Security researchers are in the dark about what will happen on April 1, when the newest variant of Conficker, 2009’s biggest worm by a mile, begins trying to contact its controllers.
“It’s impossible to know until we see something that has a clear profit motive,” said Joe Stewart, director of malware research at SecureWorks Inc. and a noted botnet researcher.
PCs infected with Conficker.c, the third version of the wormthat first appeared late last year, will use a new communication scheme on April 1 to establish a link to the command-and-control servers operated by the hackers who seeded the malware.
The date is hard-coded into the worm, which in turn polls any of a number of major Web sites, including Yahoo, for the date, said Stewart.
That tactic is just one of several designed to make it tough for security researchers to figure out what Conficker’s all about, and more importantly, what it might do.
“We had to trick it into thinking it’s not only getting back the right page, but that it’s getting the April 1 date,” said Stewart, talking about the machines SecureWorks purposefully infected with Conficker.c.
“So far, we haven’t seen any evidence [on those machines] of what it will do April 1,” added Stewart, although that’s to be expected. “It’s not April 1 yet, so they’re not going to put something online, where it might be found.
In fact, it’s almost a little risky for us to try to look for those sites, since it might give away that we have some bots in their network.”
Symantec Corp.’s Vincent Weafer, vice president of the company’s security response group, agreed with Stewart that it’s impossible to know ahead of time what stunt Conficker’s controllers will pull next week.
“Nobody has any real idea,” said Weafer. “There’s no indication of what it will do April 1.”
Weafer characterized the Conficker.c update as one to “armor and harden the existing infections,” and noted that the variant, unlike its predecessors, cannot spread to other PCs. “This variant is very defensive-oriented,” said Weafer, “to make it less visible and more resilient.”
Like Weafer, Stewart sees Conficker.c as a move by the worm’s maker or makers to consolidate what’s already infected. “The big question is what’s the end game?” he said. “Is it just as big as they want it to get?”
He also noted Conficker.c’s tilt toward the sophisticated, seconding Weafer’s opinion that the worm’s makers are trying to stump both researchers and antivirus software.
“This is a very curious thing,” Stewart said. “[The hackers] are more patient and more methodical than most.

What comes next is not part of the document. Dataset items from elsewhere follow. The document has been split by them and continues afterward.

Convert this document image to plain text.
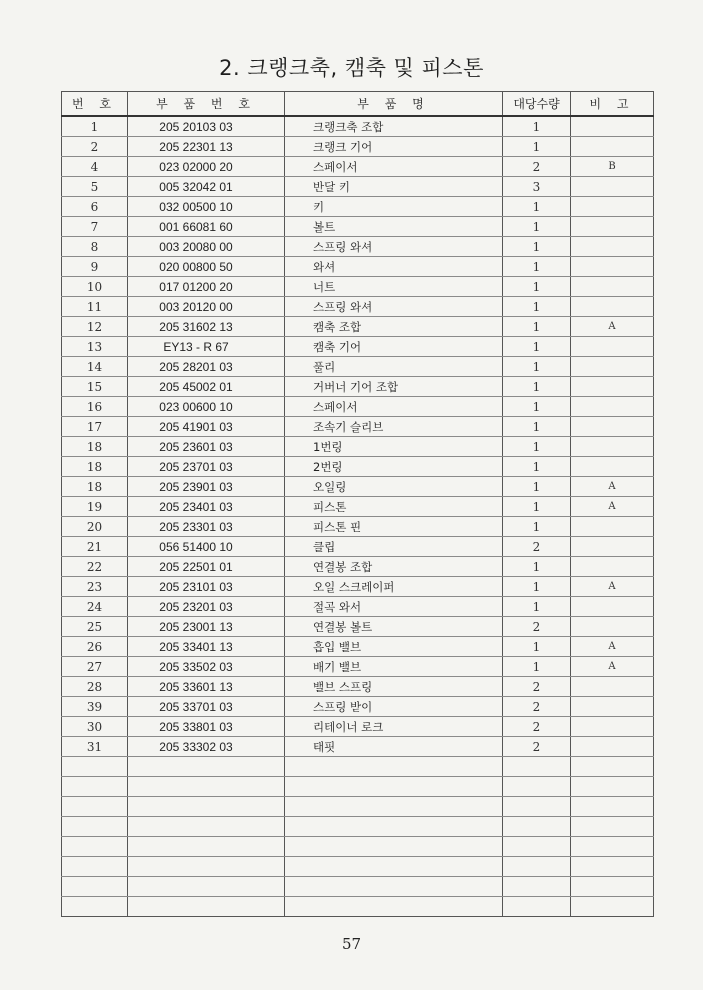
2. 크랭크축, 캠축 및 피스톤
번 호	부 품 번 호	부 품 명	대당수량	비 고
1	205 20103 03	크랭크축 조합	1	
2	205 22301 13	크랭크 기어	1	
4	023 02000 20	스페이서	2	B
5	005 32042 01	반달 키	3	
6	032 00500 10	키	1	
7	001 66081 60	볼트	1	
8	003 20080 00	스프링 와셔	1	
9	020 00800 50	와셔	1	
10	017 01200 20	너트	1	
11	003 20120 00	스프링 와셔	1	
12	205 31602 13	캠축 조합	1	A
13	EY13 - R 67	캠축 기어	1	
14	205 28201 03	풀리	1	
15	205 45002 01	거버너 기어 조합	1	
16	023 00600 10	스페이서	1	
17	205 41901 03	조속기 슬리브	1	
18	205 23601 03	1번링	1	
18	205 23701 03	2번링	1	
18	205 23901 03	오일링	1	A
19	205 23401 03	피스톤	1	A
20	205 23301 03	피스톤 핀	1	
21	056 51400 10	클립	2	
22	205 22501 01	연결봉 조합	1	
23	205 23101 03	오일 스크레이퍼	1	A
24	205 23201 03	절곡 와서	1	
25	205 23001 13	연결봉 볼트	2	
26	205 33401 13	흡입 밸브	1	A
27	205 33502 03	배기 밸브	1	A
28	205 33601 13	밸브 스프링	2	
39	205 33701 03	스프링 받이	2	
30	205 33801 03	리테이너 로크	2	
31	205 33302 03	태핏	2	

57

They’re raising the bar, by a lot, in terms of what we have to do to figure out what it does, to block it, to clean it.
“It’s not your typical type of e-crime,” he said.
Conficker, which is also called Downadup by some security companies, first appeared late last year, and originally exploited a Windows vulnerability that Microsoft Corp. patched in an October 2008 emergency update.
In early 2009, the next version — Conficker.b — infected millions of PCs in just a few days.
In January, according to Panda security, the worm infected at least one out of every 16 PCs worldwide, and it may have managed to compromise as many as nearly one in three.
Nearly 6 per cent of the Windows systems scanned with Panda’s antivirus technology were found to be infected with Conficker.
Panda was one of the first security firms to sound an alarm over Conficker, when it raised its security threat level on Jan. 12 as reports of attacks mounted.
Back in January – using data from antivirus scans performed by its consumer-grade security software and by a free online scanning tool that it makes available on its Web site – Panda found 111,379 PCs infected with the worm out of a pool of 2 million machines.
Even that estimate was probably very conservative as it was just a snapshot, noted Ryan Sherstobitoff, chief corporate evangelist at Panda Security in January.
He said the bulk of the infected computers were scanned when their owners took the time to steer their browsers to the company’s online scanner.
“The 6 per cent was of people coming to our site and opting in for the scans. That’s somewhat scary,” said Sherstobitoff.
“If we were actually to look at the [general] population, all the people who don’t have antivirus — or if they do, who haven’t updated definitions — the infection rate might be in the range of 20 per cent to 30 per cent.”
While there has been some disagreement among security researchers about Conficker’s infection volume, there has been little argument about the relative size of the worm attack.
Nearly every researcher has pegged it as the biggest in years.
“This is the biggest in at least six years,” said Sherstobitoff.
Another Panda executive reitereated this.
“[This is] a phenomenon we haven’t seen since the times of the great epidemics of Kournikova or Blaster,” said Luis Corrons, technical director of Panda’s research lab (referring to major worm attacks of 2001 and 2003, respectively).
And things will get worse before they get better, both Corrons and Sherstobitoff predicted.
“This is an epidemic, and the worst may still be to come, as the worm could begin to download more malware onto computers or to spread through other channels,” Corrons said.